This video takes students into a NOAA Laboratory in Seattle and discusses ocean acidification and the challenge of measuring the global pH in the oceans.
Students will learn about the competition sponsored by the XPrize Foundation to come up with an engineering solution to accurately capture the data.
This video provides interviews with real scientists doing research to help quantify how acidic our oceans are becoming.
It also provides inspiration for students who want to become scientists and engineers.
Students should be familiar with the terms ocean acidification and climate change.
From 1:25-2:38, there is a good animation of how carbon dioxide acidifies the ocean and a description of how much carbon we're putting into the ocean.
Beginning at 4:20, the video discusses why ocean acidification is dangerous for marine organisms and compares it to our blood becoming acidic, which can be deadly.
Engineering and science students can use this video as a hook for learning about green careers, the importance of data in science and technology, and connecting to topics such as the scientific method, data analysis, and innovations in science.
This is a credible resource to spur students to design instruments for measuring ocean acidification with good accuracy to predict and respond to the impact of ocean acidification on marine ecosystems. The resource is recommended.

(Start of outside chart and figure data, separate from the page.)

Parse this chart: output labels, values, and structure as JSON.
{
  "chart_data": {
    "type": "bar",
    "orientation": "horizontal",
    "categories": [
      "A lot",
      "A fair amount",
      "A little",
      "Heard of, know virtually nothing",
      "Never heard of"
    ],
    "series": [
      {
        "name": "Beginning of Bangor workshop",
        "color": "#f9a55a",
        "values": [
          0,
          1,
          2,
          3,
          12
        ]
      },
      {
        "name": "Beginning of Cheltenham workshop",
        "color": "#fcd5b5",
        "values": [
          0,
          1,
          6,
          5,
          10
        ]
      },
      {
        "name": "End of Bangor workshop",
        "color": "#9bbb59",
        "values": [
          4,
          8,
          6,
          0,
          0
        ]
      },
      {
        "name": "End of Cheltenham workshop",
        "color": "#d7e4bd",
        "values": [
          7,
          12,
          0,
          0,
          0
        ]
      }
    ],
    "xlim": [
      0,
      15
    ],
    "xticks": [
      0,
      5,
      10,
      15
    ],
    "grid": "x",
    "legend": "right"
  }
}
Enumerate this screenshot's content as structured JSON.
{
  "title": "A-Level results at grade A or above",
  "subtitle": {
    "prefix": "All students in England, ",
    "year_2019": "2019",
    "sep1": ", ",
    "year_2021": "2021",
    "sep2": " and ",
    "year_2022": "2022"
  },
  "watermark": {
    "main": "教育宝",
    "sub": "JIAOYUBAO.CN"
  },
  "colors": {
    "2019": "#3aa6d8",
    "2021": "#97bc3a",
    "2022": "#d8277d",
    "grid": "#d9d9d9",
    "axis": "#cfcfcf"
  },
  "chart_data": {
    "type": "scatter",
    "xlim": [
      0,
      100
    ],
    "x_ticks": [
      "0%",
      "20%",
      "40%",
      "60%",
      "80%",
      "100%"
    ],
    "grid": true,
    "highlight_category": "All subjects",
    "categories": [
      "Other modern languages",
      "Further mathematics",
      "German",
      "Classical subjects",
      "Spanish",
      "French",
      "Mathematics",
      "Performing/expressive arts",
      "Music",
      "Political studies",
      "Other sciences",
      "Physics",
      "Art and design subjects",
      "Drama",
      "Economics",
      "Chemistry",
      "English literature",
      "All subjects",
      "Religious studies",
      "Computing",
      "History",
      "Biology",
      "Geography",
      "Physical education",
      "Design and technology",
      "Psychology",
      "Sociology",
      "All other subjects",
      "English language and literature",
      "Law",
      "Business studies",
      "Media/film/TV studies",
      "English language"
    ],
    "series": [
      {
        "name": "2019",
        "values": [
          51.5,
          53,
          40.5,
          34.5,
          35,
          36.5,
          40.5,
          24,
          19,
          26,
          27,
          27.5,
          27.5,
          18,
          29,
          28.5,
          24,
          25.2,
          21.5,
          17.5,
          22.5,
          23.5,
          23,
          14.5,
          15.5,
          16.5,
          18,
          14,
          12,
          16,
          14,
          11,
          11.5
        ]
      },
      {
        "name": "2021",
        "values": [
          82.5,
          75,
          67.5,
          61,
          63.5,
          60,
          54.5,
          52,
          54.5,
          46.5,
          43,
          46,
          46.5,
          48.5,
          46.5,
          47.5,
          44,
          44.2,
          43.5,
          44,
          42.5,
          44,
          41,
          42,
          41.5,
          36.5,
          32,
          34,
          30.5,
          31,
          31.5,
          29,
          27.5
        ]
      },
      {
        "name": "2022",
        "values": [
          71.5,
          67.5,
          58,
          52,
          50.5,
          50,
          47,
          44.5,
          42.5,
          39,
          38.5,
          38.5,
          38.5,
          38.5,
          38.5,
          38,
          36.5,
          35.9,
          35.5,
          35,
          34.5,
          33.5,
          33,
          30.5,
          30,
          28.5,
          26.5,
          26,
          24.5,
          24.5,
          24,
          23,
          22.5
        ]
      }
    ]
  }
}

Next Generation Science Standards (NGSS)
ESS3: Earth and Human Activity
MS-ESS3-3 Apply scientific principles to design a method for monitoring and minimizing a human impact on the environment.
ETS1: Engineering Design
MS-ETS1-2 Evaluate competing design solutions using a systematic process to determine how well they meet the criteria and constraints of the problem.
HS-ETS1-3 Evaluate a solution to a complex real-world problem based on prioritized criteria and trade-offs that account for a range of constraints, including cost, safety, reliability, and aesthetics, as well as possible social, cultural, and environmental impacts.
LS2: Ecosystems: Interactions, Energy, and Dynamics
MS-LS2-4 Construct an argument supported by empirical evidence that changes to physical or biological components of an ecosystem affect populations.